The sector of civil and military cybersecurity is gaining more and more weight in the Rennes metropolis. It now accounts for 3,400 direct jobs, most of them in private companies.
In Rennes, the ecosystem of cybersecurity is being structured and already accounts for 3,400 direct jobs, three quarters in the private sector and one quarter in the military sector. According to a study by Audiar, the planning and Development Agency of the Rennes agglomeration, published in November, this ecosystem is "growing very strongly", by more than 20% per year for two years.
The challenge of training
The territory has a establishment of military centres of excellence (DGA, information literacy, ComCyber, command of cyber defence, Comsic-ETRS, School of signalling), the presence of economic actors as a major Orange Cyberdefense, Thales, and Airbus CyberSecurity and a fabric of a dozen startups that builds on these two pillars.
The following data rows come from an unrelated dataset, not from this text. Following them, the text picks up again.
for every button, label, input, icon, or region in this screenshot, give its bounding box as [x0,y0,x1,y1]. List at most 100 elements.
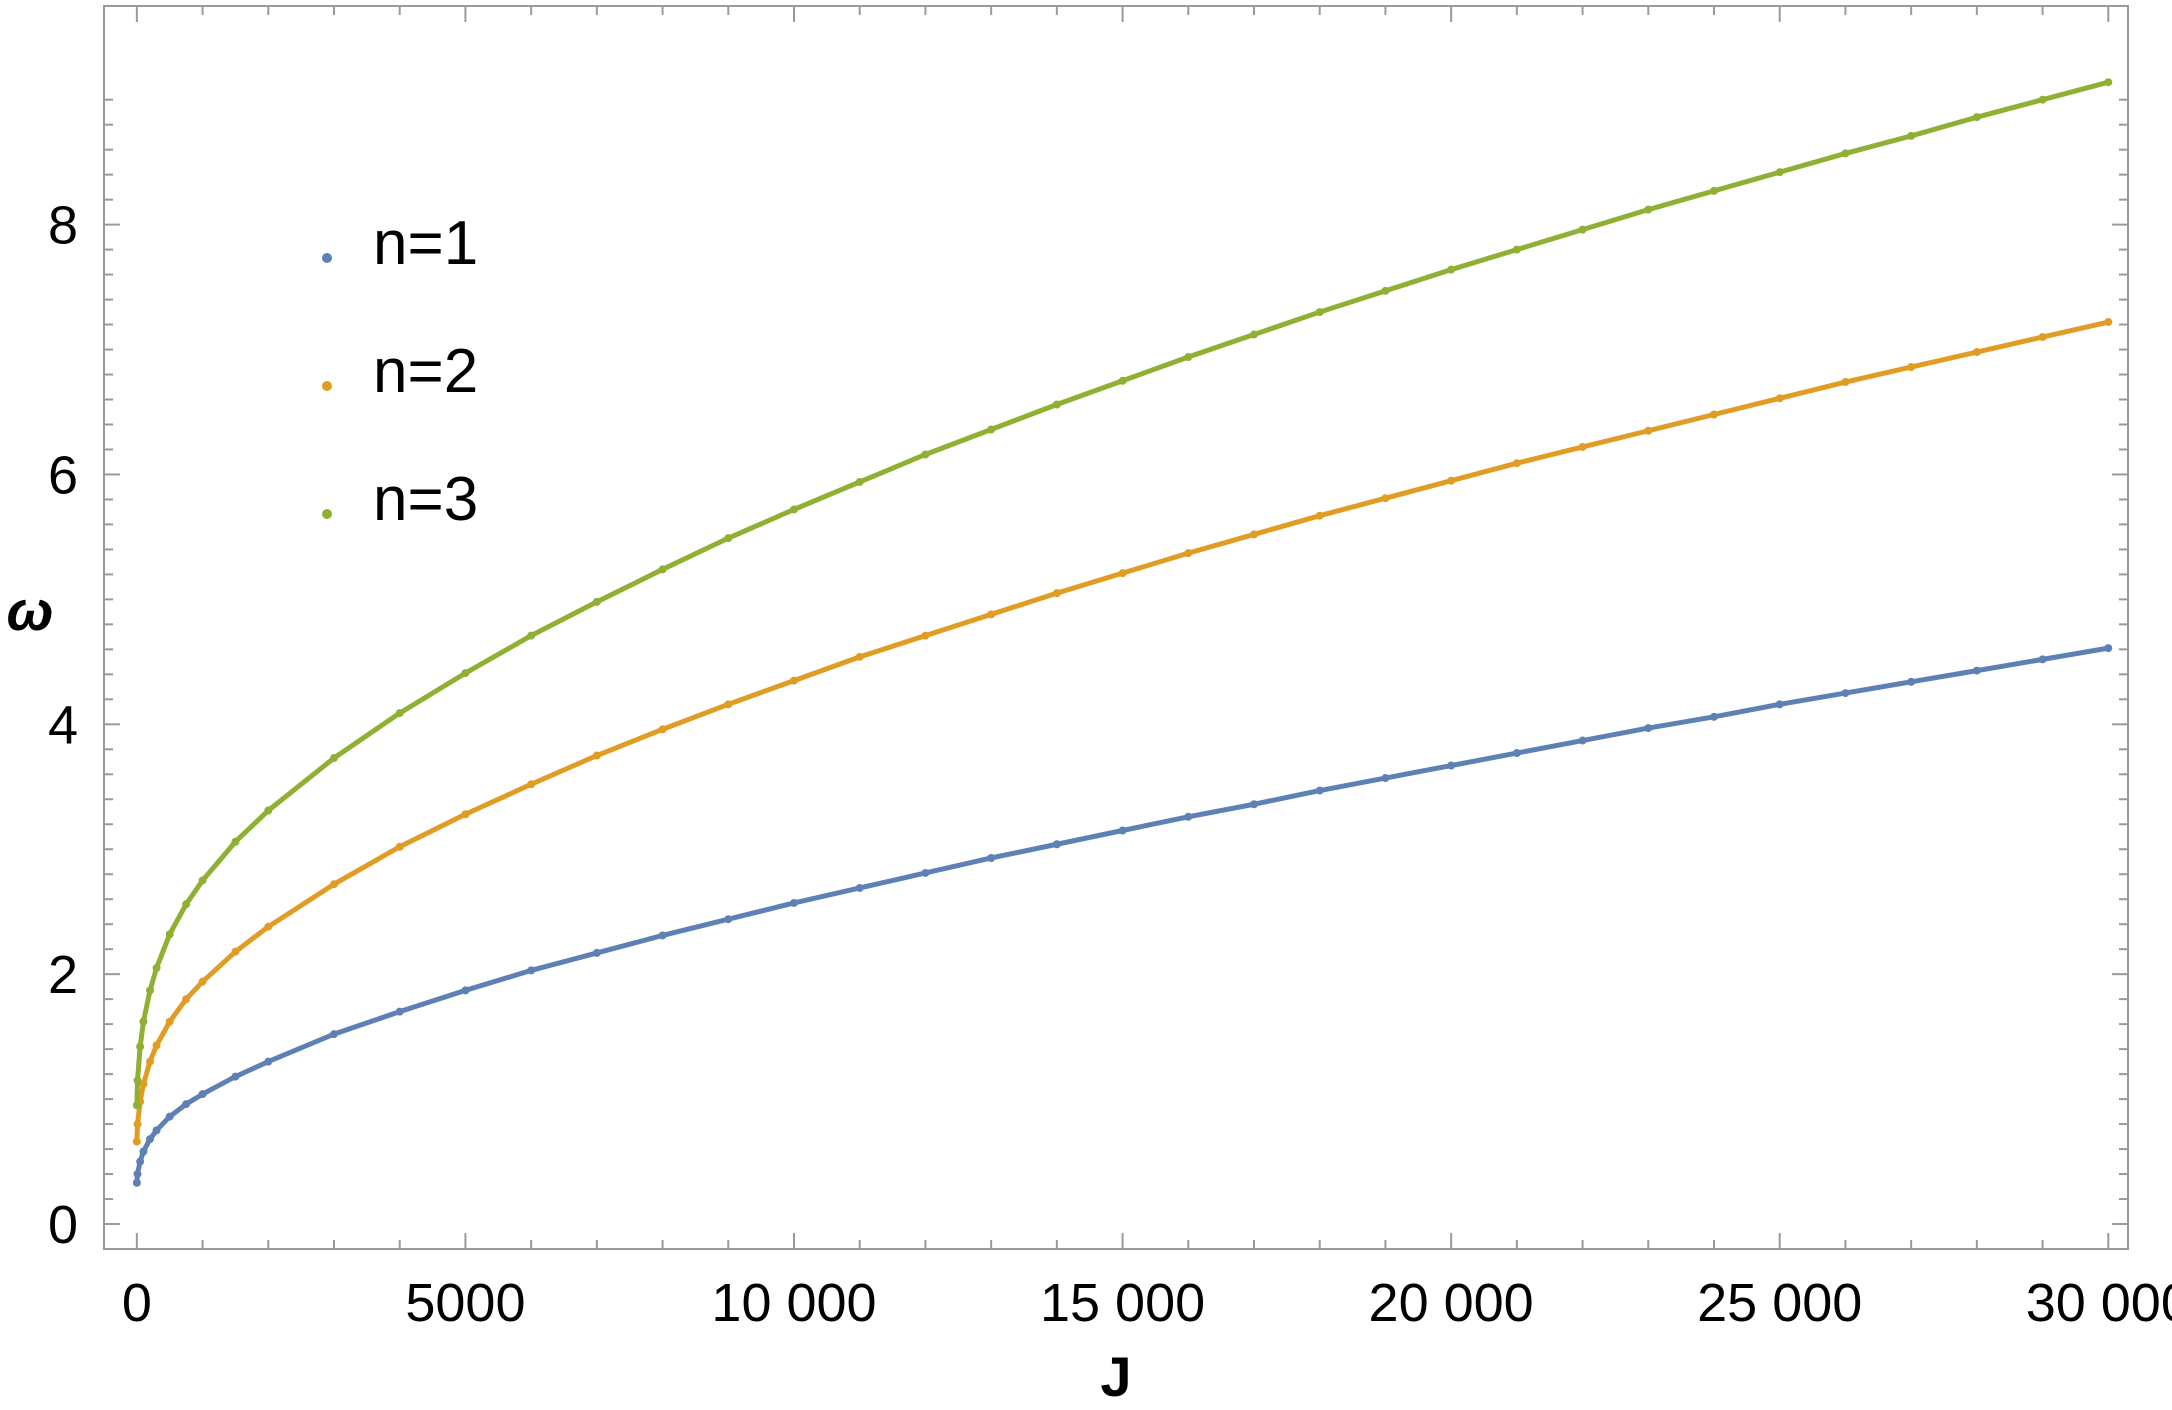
data-point [527,780,536,789]
data-point [2104,78,2113,87]
data-point [1841,149,1850,158]
data-point [182,1100,191,1109]
data-point [136,1042,145,1051]
data-point [1381,494,1390,503]
data-point [1841,689,1850,698]
legend-item: n=2 [322,337,478,406]
series-2 [132,318,2113,1146]
data-point [1447,265,1456,274]
data-point [1972,348,1981,357]
data-point [2038,333,2047,342]
data-point [527,966,536,975]
legend-label: n=2 [373,337,478,406]
data-point [461,810,470,819]
data-point [1512,749,1521,758]
legend: n=1 n=2 n=3 [322,209,478,534]
data-point [658,565,667,574]
data-point [1578,442,1587,451]
data-point [165,1112,174,1121]
data-point [198,977,207,986]
series-layer [132,78,2113,1187]
data-point [139,1147,148,1156]
x-tick-label: 10 000 [711,1273,876,1333]
x-tick-label: 0 [122,1273,152,1333]
data-point [198,1090,207,1099]
data-point [592,948,601,957]
data-point [1710,186,1718,195]
data-point [987,610,996,619]
data-point [330,880,338,889]
data-point [855,883,864,892]
data-point [146,1135,154,1144]
legend-marker [322,253,332,263]
data-point [1118,826,1127,835]
data-point [1644,205,1653,214]
data-point [264,922,273,931]
data-point [1052,400,1061,409]
data-point [1447,761,1456,770]
data-point [1250,330,1258,339]
data-point [1184,549,1193,558]
data-point [133,1120,142,1129]
data-point [1578,736,1587,745]
y-tick-label: 2 [48,945,78,1005]
y-tick-label: 0 [48,1195,78,1255]
data-point [1052,589,1061,598]
data-point [1052,840,1061,849]
legend-item: n=1 [322,209,478,278]
data-point [592,597,601,606]
x-tick-label: 5000 [405,1273,525,1333]
data-point [1184,812,1193,821]
data-point [527,631,536,640]
data-point [152,963,161,972]
data-point [1710,712,1718,721]
x-tick-label: 30 000 [2026,1273,2172,1333]
data-point [855,652,864,661]
data-point [921,450,930,459]
data-point [1184,353,1193,362]
x-tick-label: 15 000 [1040,1273,1205,1333]
data-point [2038,95,2047,104]
data-point [1907,363,1916,372]
data-point [987,425,996,434]
data-point [132,1101,141,1110]
data-point [592,751,601,760]
data-point [152,1041,161,1050]
data-point [1315,786,1324,795]
data-point [1512,245,1521,254]
data-point [921,868,930,877]
data-point [165,1017,174,1026]
data-point [724,534,733,543]
data-point [2038,655,2047,664]
plot-frame [103,5,2129,1250]
data-point [152,1126,161,1135]
data-point [1841,378,1850,387]
data-point [1578,225,1587,234]
data-point [231,1072,240,1081]
data-point [395,709,404,718]
data-point [231,947,240,956]
data-point [1315,308,1324,317]
legend-item: n=3 [322,465,478,534]
data-point [146,986,154,995]
data-point [2104,644,2113,653]
data-point [330,1030,338,1039]
y-axis-title: ω [7,579,54,642]
data-point [139,1017,148,1026]
data-point [1644,724,1653,733]
data-point [330,754,338,763]
legend-marker [322,381,332,391]
data-point [855,477,864,486]
ticks-layer [104,6,2128,1249]
data-point [790,676,798,685]
data-point [198,876,207,885]
legend-label: n=1 [373,209,478,278]
data-point [182,995,191,1004]
data-point [1710,410,1718,419]
data-point [724,915,733,924]
data-point [1775,700,1784,709]
data-point [1644,426,1653,435]
data-point [1250,800,1258,809]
From Altran Technologies (276 jobs) to Secure-IC (23 jobs) and Woleet (10 jobs), 70 companies account for a total of 2,600 jobs, plus 800 public jobs.
"Within five years, the armies will double their cyber strength in Rennes, with 1,600 people," says Audiar.
In this sector, which is facing a shortage of experts, academic training and research play a key role. Currently, 200 students are in training in the Rennes Basin, which also has 150 specialized researchers and very connected to the industrial world. Between 2006 and 2019, 41 patents were filed by companies such as Acklio, Cailabs or Orange. Under ten years, 580 students will be leaving schools, including CyberSchool, which will be open for the 2020 school year. Taken in a broad sense, cybersecurity is taught to a thousand students.